Related: Why the Ukraine crisis should make you rethink the way you lead
Support for humanitarian aid
Many tech companies have donated to civilians in Ukraine and also helped them with resettlement, transportation and logistics.
“Now our goal is to break the chain of war and scatter its bonds far from each other. So they can never see each other again. Our main fundraising tool is NFT. You can buy one of the works below or make a simple donation. Important! We don’t collect money for weapons. We collect funds for medicine, evacuation and repair needs, food and clothing. Our priority is to help civilians.— Unchain, a charity project created by blockchain activists.
“No nation deserves to be part of the heartbreaking circumstances we are all witnessing in Ukraine. No one should be left alone and unprotected in this situation. That is why we have taken the decision to donate a significant sum of money to civilians in the hope it will be used for humanitarian purposes and the protection of human lives”, — commented Sergey Krasotin, co-founder of Humbleteam.

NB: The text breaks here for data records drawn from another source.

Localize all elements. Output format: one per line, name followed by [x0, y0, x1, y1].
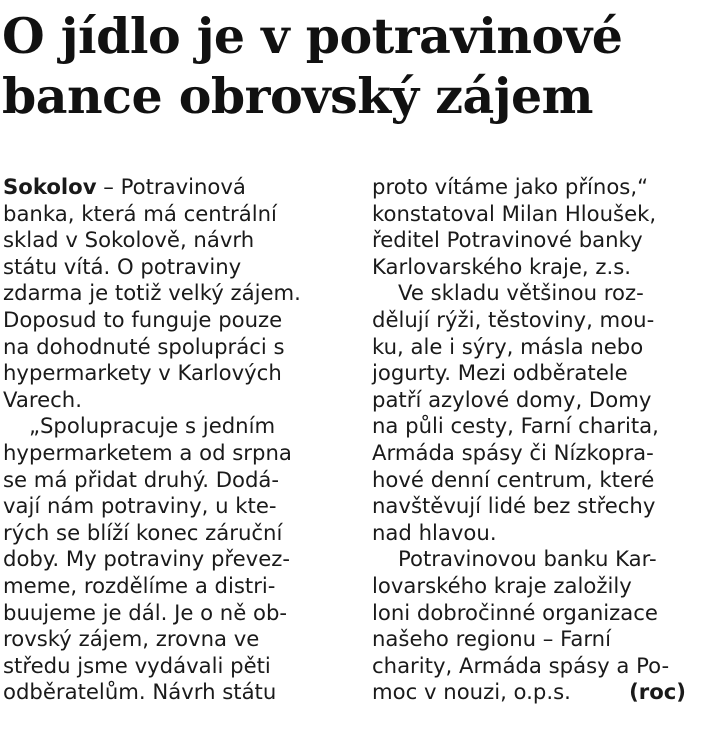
article-line: dělují rýži, těstoviny, mou- — [372, 306, 655, 332]
article-line: lovarského kraje založily — [372, 572, 632, 598]
article-line: meme, rozdělíme a distri- — [3, 572, 276, 598]
article-line: „Spolupracuje s jedním — [29, 413, 276, 439]
article-line: jogurty. Mezi odběratele — [372, 360, 628, 386]
article-line: vají nám potraviny, u kte- — [3, 493, 277, 519]
article-line: Karlovarského kraje, z.s. — [372, 253, 631, 279]
article-line: hové denní centrum, které — [372, 466, 655, 492]
article-line: Potravinovou banku Kar- — [398, 546, 657, 572]
author-initials: (roc) — [629, 679, 686, 705]
article-line: na půli cesty, Farní charita, — [372, 413, 659, 439]
dateline: Sokolov — [3, 174, 97, 199]
article-line: buujeme je dál. Je o ně ob- — [3, 599, 288, 625]
article-line: zdarma je totiž velký zájem. — [3, 280, 301, 306]
article-line: ředitel Potravinové banky — [372, 227, 643, 253]
article-line: sklad v Sokolově, návrh — [3, 227, 255, 253]
article-line: středu jsme vydávali pěti — [3, 652, 271, 678]
article-line: konstatoval Milan Hloušek, — [372, 200, 657, 226]
article-line: doby. My potraviny převez- — [3, 546, 291, 572]
article-line: hypermarkety v Karlových — [3, 360, 282, 386]
article-line: Ve skladu většinou roz- — [398, 280, 644, 306]
article-line: proto vítáme jako přínos,“ — [372, 174, 649, 199]
article-line: banka, která má centrální — [3, 200, 277, 226]
article-line: rovský zájem, zrovna ve — [3, 626, 260, 652]
article-line: navštěvují lidé bez střechy — [372, 493, 656, 519]
article-line: charity, Armáda spásy a Po- — [372, 652, 670, 678]
article-line: Armáda spásy či Nízkopra- — [372, 439, 654, 465]
article-line: na dohodnuté spolupráci s — [3, 333, 285, 359]
article-line-text: moc v nouzi, o.p.s. — [372, 679, 571, 705]
article-column-right — [372, 174, 704, 706]
article-line: Varech. — [3, 386, 82, 412]
article-line: našeho regionu – Farní — [372, 626, 611, 652]
article-line: odběratelům. Návrh státu — [3, 679, 277, 705]
article-line: Doposud to funguje pouze — [3, 306, 283, 332]
headline-line: O jídlo je v potravinové — [2, 7, 623, 65]
article-line-text: – Potravinová — [96, 174, 246, 199]
headline-line: bance obrovský zájem — [2, 67, 594, 125]
article-line: se má přidat druhý. Dodá- — [3, 466, 280, 492]
article-column-left — [3, 174, 348, 706]
article-line: hypermarketem a od srpna — [3, 439, 292, 465]
headline — [2, 6, 702, 126]
article-line: loni dobročinné organizace — [372, 599, 658, 625]
article-line: nad hlavou. — [372, 519, 497, 545]
article-line — [3, 174, 348, 201]
article-line — [372, 679, 704, 706]
article-line: státu vítá. O potraviny — [3, 253, 242, 279]
article-line: ku, ale i sýry, másla nebo — [372, 333, 644, 359]
article-line: patří azylové domy, Domy — [372, 386, 652, 412]
article-line: rých se blíží konec záruční — [3, 519, 283, 545]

“I was born and raised in Kyiv, the capital of one of the biggest European countries. It is heartbreaking to see what is happening. Many Ukrainians might have to move to protect their lives. Among them are top blockchain developers, project managers, scientists, young and ambitious people with families as well as seniors.” — commented Constantin Kogan, co-founder of BullPerks and GamesPad.
Related: What I Learned Running a Wartime Ukrainian Startup
Massive hiring of Ukrainians
As a manager looking for new employees for an international team online, I thought hiring Ukrainians was a double-sided coin in the current situation. Under high stress conditions caused by war, it can be difficult for them to concentrate on their work. On the other hand, an online job could be the only way of survival for those who remained in Ukraine – the country with a completely destroyed economy and an uncertain future – as well as for those who sought refuge in other countries.
However, I faced the opposite of what I expected. I now observe many Ukrainians working hard online like cyborgs, trying to rebuild their lives and putting all their efforts into business success at the same time.
So whether to support hiring in Ukraine or not in the current situation is a choice. But as a Ukrainian who always works on the go and handles marketing for two brands, I think you can guess what my hiring decision would be.